Ending the Drug War would reduce all kinds of costs, though I wouldn’t stop there but (Dems mainly would agree) seek good criminal justice and corrections reform.
DLS
I think you should include the GWOT as an entitlement because that’s what it is – corporate welfare for the defense industry. The best case is it’s not making the US any safer.
I wouldn’t, Ron — that’s just an analogy or an equivocation, depending on how much substance it actually has.
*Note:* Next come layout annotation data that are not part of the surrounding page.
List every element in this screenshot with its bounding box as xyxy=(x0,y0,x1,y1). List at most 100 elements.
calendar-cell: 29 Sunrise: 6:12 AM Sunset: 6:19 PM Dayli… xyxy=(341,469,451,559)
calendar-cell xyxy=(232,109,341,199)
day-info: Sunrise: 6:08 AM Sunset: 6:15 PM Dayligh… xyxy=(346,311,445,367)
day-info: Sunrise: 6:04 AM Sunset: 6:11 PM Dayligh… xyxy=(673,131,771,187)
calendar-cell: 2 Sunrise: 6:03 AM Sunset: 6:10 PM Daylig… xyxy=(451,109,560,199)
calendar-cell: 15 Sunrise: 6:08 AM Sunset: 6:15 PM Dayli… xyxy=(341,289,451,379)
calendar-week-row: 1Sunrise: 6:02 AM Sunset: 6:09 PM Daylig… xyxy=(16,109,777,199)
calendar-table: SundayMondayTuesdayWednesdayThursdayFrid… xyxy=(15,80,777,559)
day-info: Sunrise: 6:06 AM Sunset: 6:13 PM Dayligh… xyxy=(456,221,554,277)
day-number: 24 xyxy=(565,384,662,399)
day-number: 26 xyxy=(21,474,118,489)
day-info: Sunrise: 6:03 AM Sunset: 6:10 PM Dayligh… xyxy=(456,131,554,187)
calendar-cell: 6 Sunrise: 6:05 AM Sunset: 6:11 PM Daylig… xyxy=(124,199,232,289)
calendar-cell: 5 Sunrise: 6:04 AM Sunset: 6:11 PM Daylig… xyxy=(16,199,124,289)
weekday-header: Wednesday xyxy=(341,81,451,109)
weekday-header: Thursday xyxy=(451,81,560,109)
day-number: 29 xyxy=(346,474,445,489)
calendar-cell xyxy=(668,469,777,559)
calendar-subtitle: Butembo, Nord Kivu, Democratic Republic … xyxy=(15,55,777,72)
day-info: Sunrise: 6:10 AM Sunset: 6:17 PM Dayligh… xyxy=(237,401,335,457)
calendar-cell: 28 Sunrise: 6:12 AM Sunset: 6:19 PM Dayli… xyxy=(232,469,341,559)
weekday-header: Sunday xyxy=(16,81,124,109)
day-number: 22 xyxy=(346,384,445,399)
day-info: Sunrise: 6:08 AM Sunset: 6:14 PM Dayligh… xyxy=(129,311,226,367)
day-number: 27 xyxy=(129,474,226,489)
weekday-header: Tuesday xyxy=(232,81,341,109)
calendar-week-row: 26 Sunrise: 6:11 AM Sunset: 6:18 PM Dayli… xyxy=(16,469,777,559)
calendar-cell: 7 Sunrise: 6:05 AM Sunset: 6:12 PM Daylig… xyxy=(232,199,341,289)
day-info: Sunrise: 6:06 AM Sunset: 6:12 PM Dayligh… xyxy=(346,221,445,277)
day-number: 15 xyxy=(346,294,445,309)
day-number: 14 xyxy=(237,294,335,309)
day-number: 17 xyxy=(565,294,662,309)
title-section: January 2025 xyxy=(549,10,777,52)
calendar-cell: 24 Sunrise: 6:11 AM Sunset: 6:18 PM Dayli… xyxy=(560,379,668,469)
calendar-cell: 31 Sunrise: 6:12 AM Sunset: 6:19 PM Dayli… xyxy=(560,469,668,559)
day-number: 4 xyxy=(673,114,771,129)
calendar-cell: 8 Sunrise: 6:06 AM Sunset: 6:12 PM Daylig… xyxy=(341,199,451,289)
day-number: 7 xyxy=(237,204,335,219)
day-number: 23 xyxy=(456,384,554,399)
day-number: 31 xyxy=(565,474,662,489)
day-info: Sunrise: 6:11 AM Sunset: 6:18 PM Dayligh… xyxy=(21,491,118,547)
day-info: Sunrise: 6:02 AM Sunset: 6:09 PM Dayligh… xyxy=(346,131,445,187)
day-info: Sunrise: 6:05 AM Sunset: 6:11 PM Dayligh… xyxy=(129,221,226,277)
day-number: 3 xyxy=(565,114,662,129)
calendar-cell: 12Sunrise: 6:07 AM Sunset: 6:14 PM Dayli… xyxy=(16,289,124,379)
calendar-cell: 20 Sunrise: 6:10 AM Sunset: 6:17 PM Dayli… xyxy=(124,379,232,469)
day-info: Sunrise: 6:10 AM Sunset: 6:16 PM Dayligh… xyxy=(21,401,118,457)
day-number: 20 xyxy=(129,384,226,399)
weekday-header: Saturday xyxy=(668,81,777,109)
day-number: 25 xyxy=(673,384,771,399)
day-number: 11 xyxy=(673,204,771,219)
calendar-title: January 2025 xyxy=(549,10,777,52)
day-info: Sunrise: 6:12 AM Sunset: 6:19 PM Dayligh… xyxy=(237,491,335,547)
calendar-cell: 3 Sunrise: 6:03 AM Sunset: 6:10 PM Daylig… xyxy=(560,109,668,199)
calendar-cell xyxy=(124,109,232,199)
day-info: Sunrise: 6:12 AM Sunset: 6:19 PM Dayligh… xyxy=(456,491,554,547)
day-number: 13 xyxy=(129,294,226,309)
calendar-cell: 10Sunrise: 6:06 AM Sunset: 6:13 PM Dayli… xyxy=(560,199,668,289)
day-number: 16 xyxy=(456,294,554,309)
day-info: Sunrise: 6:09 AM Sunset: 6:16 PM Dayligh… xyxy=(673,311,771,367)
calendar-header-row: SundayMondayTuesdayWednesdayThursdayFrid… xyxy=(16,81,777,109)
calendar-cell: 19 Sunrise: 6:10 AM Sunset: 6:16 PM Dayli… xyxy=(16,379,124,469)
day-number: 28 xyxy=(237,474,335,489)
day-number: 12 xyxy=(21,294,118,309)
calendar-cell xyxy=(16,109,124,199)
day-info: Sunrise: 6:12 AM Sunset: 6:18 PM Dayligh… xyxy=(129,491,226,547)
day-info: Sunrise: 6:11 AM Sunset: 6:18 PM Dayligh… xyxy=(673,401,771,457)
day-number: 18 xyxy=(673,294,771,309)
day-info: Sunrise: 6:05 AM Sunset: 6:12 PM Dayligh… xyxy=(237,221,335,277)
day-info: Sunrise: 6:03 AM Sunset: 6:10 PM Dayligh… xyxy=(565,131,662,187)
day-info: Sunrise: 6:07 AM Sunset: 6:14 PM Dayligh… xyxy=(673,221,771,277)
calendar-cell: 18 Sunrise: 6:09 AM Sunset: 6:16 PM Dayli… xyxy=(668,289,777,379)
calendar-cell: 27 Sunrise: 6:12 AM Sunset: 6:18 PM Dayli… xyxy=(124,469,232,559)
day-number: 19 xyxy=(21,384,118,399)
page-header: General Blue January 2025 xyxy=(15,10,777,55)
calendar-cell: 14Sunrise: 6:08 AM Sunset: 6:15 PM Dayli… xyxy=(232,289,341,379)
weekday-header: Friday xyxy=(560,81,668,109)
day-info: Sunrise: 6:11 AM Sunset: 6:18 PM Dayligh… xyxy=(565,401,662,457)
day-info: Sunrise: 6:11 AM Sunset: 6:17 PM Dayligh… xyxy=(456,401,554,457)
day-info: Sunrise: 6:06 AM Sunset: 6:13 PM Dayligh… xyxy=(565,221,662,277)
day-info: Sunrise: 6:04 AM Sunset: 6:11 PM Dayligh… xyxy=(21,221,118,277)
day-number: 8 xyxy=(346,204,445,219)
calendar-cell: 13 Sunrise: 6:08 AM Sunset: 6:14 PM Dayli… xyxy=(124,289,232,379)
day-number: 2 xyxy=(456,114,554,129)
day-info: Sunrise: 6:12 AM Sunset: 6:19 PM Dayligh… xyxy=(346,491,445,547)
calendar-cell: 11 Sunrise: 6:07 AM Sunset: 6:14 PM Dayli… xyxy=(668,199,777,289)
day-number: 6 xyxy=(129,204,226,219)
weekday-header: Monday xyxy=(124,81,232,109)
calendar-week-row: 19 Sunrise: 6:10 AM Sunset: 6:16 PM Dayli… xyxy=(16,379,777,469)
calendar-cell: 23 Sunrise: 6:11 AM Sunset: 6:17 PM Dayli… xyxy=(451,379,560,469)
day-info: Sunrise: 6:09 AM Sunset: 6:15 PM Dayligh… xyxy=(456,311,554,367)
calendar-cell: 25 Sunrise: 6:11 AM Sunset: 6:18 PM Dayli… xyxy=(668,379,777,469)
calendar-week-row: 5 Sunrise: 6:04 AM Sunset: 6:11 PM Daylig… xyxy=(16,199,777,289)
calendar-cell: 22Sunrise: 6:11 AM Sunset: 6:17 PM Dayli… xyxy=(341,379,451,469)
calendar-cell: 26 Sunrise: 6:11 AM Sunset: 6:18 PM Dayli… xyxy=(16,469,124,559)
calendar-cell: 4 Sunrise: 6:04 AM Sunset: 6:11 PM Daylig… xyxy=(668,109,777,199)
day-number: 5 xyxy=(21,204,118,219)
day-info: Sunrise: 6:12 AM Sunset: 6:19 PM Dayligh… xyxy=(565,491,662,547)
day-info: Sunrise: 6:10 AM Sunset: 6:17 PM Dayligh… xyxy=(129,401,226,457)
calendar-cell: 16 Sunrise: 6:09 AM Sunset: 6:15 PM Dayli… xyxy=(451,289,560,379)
As I said, procurement reform is a real biggie with the military, and so is reducing our overseas commitments, and eventually our personnel and their present and future costs.
That flies in the face of liberal Democrats who want everyone conscripted, so the wealthy have their family members, too, at risk, and those who have discussed universal participation or effective conscription, say from ages 18-21. (I’ve been among those who have described that idea as a concept. Now I presume that the military all older youth would form would be used in military roles, including securing our neglected borders, rather than wrongly be social workers, additions to police forces, or pure PR nonsense actors.)
But we can’t afford a super- (greater than) necessary military in our future as we age and other priorities happen as well as that we face other economic problems in the future (which will be one of a number of reasons all our governments will shrink, too).
That’s not only procurement and personnel and foreign actions, but with on-going or repeated things, and contracts for these things.
Don’t worry; it’ll get shrunk like everything else, Ron.
Citizens lose rights over time. The war on terror has taken rights, so it is, by default, irreversible. Same with the war on drugs.
I agree with you Mr. Beasley and thanks for posing these sources.